Finance ministers from eurozone countries agreed during a meeting early on Monday that they would decide in early July the main outlines of a second bailout for Greece, including private-sector contributions.
“We have agreed today that the contribution (of the private sector) must be voluntary, but … Greece also has to deliver,? said the head of the Eurogroup Jean-Claude Juncker in the early hours of Monday.
“If you aim for a voluntary private contribution you can’t fix what size it must be beforehand. That also has to be discussed with private creditors.
Juncker emphasized that Greece had to keep its side of the agreement by passing further austerity measures.
“We very much depend on Greece’s parliament passing all bills and we will discuss more about the role of private creditors at the beginning of July, but the role will be voluntary and we will have to check whether Greece will by then have fulfilled its obligations.
“As the vote by the Greek parliament has been fixed for the end of June, we cannot make an engagement without knowing if the Greek parliament after having voted on the no-confidence vote endorses the commitments made by Greece (to the EU and IMF).”
Earlier, Greece?s new finance minister, Evangelos Venizelos, insisted that Greece would stick to its plan for putting public finances in order.
“It is a great opportunity for me to repeat the strong commitment of the Greek government and the strong will of the Greek people for the implementation of the program,» Venizelos said as he headed into the conference centre for the meetings Sunday.
“We can achieve our target, thanks to the efforts of our people, and thanks to the cooperation and the assistance of our partners,» he added.
The eurozone finance ministers issued the following statement on Greece after their talks:
“The Greek authorities are embarking on a significant and necessary adjustment effort.
Ministers recognised the considerable progress achieved by the Greek authorities over the last year, particularly in the area of fiscal consolidation. Ministers are also conscious of the serious challenges that Greek citizens are facing in these difficult times.
Ministers took note of the debt sustainability assessment prepared by the Commission and the IMF. The assessment showed that debt sustainability hinges critically on Greece sticking to the agreed fiscal consolidation path, the plans of collecting 50 billion euro in privatisation proceeds until 2015, and the structural reform agenda which will promote medium-term growth.

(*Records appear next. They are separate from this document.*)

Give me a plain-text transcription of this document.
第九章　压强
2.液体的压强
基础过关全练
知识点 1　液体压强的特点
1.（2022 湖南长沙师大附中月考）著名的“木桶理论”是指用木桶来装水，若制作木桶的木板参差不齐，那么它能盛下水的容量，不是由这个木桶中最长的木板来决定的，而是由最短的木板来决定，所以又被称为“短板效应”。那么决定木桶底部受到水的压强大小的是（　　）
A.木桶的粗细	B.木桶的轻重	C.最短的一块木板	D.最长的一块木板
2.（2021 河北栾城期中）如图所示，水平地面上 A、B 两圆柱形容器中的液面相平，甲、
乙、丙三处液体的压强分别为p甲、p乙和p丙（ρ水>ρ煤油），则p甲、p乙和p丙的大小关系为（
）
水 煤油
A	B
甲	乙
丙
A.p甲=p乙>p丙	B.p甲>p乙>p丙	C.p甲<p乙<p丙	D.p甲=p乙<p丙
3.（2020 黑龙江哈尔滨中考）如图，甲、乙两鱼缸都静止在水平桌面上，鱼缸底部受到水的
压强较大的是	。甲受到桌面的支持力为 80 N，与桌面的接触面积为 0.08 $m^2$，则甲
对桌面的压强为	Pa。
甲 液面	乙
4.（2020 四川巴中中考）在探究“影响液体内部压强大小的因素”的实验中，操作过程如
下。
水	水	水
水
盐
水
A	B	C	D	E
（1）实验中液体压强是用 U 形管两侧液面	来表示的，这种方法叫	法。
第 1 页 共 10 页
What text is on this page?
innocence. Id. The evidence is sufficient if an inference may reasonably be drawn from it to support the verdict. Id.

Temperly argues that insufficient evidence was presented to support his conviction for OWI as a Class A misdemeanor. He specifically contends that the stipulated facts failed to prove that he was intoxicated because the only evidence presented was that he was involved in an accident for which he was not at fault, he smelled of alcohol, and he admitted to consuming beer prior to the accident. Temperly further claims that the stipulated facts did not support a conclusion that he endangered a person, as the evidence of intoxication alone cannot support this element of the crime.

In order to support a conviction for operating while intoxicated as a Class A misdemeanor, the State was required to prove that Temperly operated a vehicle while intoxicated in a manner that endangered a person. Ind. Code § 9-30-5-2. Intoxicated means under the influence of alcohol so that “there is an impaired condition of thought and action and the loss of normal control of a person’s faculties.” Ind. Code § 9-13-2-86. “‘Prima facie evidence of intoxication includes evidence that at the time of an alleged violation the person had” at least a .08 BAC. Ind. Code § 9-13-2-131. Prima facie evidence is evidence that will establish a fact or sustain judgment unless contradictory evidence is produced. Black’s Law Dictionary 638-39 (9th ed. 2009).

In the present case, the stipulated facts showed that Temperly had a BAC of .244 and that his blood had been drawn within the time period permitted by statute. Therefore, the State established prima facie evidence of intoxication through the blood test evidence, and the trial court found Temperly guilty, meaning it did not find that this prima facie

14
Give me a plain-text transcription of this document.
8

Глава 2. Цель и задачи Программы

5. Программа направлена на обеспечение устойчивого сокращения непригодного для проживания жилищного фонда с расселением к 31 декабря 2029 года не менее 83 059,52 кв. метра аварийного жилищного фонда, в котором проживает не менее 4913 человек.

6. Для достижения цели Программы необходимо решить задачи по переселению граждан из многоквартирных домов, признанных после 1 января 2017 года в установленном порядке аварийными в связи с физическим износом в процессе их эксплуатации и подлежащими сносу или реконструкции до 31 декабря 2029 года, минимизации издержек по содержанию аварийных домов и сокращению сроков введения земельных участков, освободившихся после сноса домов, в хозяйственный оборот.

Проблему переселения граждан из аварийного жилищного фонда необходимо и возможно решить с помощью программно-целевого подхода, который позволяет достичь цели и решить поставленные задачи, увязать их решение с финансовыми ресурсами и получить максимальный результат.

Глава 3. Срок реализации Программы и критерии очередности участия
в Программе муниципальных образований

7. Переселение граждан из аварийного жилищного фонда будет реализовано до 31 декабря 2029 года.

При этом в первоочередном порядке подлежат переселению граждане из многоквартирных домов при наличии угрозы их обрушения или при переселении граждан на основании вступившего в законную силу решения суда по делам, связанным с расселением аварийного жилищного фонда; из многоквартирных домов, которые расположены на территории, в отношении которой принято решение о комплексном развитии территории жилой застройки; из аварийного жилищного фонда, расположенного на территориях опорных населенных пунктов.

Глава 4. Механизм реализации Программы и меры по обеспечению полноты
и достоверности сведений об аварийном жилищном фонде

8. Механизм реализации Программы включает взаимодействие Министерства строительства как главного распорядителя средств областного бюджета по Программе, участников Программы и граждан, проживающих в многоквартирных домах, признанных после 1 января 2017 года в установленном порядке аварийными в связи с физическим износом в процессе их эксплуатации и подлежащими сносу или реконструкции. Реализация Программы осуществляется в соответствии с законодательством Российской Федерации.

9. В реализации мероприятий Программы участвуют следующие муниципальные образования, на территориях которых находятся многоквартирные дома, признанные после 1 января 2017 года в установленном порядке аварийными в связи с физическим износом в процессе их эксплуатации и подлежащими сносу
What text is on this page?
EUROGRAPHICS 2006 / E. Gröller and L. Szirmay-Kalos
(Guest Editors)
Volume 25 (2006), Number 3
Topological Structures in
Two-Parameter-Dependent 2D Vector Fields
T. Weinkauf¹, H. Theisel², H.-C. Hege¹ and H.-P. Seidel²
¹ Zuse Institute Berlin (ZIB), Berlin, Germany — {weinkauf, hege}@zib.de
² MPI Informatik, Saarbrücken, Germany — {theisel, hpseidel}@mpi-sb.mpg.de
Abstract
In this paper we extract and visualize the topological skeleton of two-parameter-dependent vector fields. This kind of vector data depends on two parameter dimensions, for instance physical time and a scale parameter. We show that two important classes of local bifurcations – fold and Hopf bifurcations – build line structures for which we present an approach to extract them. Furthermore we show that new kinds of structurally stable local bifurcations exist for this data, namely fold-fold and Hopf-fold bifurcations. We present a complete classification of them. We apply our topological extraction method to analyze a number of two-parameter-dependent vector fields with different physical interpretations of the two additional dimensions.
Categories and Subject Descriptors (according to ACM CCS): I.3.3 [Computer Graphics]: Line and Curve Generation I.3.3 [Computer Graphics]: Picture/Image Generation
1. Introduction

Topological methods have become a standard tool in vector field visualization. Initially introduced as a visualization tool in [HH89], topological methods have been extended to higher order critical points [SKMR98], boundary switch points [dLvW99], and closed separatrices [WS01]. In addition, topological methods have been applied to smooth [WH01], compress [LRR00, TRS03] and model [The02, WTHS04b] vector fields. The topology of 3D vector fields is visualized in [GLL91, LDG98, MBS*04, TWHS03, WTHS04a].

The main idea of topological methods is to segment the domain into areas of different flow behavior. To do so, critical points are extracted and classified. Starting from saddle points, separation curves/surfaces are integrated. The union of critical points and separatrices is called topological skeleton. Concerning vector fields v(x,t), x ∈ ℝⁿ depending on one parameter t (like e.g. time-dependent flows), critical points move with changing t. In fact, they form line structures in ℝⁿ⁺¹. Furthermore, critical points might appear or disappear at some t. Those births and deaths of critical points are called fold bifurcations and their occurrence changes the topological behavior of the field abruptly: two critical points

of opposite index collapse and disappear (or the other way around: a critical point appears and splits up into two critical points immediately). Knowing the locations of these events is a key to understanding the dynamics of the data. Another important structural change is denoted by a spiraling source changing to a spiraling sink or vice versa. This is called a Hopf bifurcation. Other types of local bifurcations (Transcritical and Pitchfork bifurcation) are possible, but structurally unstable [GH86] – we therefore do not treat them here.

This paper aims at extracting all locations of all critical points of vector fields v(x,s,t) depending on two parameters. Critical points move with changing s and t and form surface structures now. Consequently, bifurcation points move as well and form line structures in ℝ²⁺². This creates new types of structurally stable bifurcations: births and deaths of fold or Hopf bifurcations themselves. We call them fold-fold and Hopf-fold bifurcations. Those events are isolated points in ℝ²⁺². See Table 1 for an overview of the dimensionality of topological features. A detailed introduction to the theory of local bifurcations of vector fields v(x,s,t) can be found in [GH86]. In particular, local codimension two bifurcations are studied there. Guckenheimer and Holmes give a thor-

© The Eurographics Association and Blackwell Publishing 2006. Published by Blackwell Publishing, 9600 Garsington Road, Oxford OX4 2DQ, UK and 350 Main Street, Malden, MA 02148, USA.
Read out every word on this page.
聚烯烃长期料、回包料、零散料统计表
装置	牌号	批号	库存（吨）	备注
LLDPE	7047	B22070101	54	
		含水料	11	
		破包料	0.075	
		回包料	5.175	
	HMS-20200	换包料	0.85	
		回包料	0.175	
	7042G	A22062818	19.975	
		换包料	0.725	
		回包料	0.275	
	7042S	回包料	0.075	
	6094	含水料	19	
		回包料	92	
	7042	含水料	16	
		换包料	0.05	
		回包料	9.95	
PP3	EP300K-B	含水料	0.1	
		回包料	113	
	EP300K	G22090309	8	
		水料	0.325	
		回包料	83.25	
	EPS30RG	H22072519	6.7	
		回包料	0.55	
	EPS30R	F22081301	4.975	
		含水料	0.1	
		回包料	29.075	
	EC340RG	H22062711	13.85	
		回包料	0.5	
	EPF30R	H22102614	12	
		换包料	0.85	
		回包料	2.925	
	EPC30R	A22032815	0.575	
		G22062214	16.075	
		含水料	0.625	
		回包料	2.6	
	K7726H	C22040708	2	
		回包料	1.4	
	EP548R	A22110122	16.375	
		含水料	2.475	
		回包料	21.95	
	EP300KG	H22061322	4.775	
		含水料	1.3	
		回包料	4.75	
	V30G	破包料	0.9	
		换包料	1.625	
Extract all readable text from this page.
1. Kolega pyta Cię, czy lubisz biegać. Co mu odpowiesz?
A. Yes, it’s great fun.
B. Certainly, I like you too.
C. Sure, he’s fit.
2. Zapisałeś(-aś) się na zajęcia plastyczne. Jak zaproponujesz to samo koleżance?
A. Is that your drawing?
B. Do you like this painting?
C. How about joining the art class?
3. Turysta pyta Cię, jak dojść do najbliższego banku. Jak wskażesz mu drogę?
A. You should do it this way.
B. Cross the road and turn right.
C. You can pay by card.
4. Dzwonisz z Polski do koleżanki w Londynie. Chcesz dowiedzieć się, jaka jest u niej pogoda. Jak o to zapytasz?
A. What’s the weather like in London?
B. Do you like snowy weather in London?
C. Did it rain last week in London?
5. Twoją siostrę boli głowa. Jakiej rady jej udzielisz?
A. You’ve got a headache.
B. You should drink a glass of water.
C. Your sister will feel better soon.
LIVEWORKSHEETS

Ministers look forward to the Commission’s Compliance Report, that requires the finalisation of the updated Memorandum of understanding, which is expected in the coming days, reflecting the outcome of the ongoing negotiations between the Greek government and the European Commission, in liason with the ECB, and the IMF.
This, together with the passing of key laws on the fiscal strategy and privatisation by the Greek parliament, will pave the way for the next disbursement by mid-July.
However, given the difficult financing circumstances, Greece is unlikely to regain private market access by early 2012.
Ministers agreed that the required additional funding will be financed through both official and private sources and welcome the pursuit of voluntary private sector involvement in the form of informal and voluntary roll-overs of existing Greek debt at maturity for a substantial reduction of the required year by year funding within the programme, while avoiding a selective default for Greece.
On these conditions, ministers decided to define by early July the main parameters of a clear new financing strategy.
Ministers call on all political parties in Greece to support the programme’s main objectives and key policy measures to ensure a rigorous and expeditious implementation. Given the length, magnitude and nature of required reforms in Greece, national unity is a prerequisite for success.”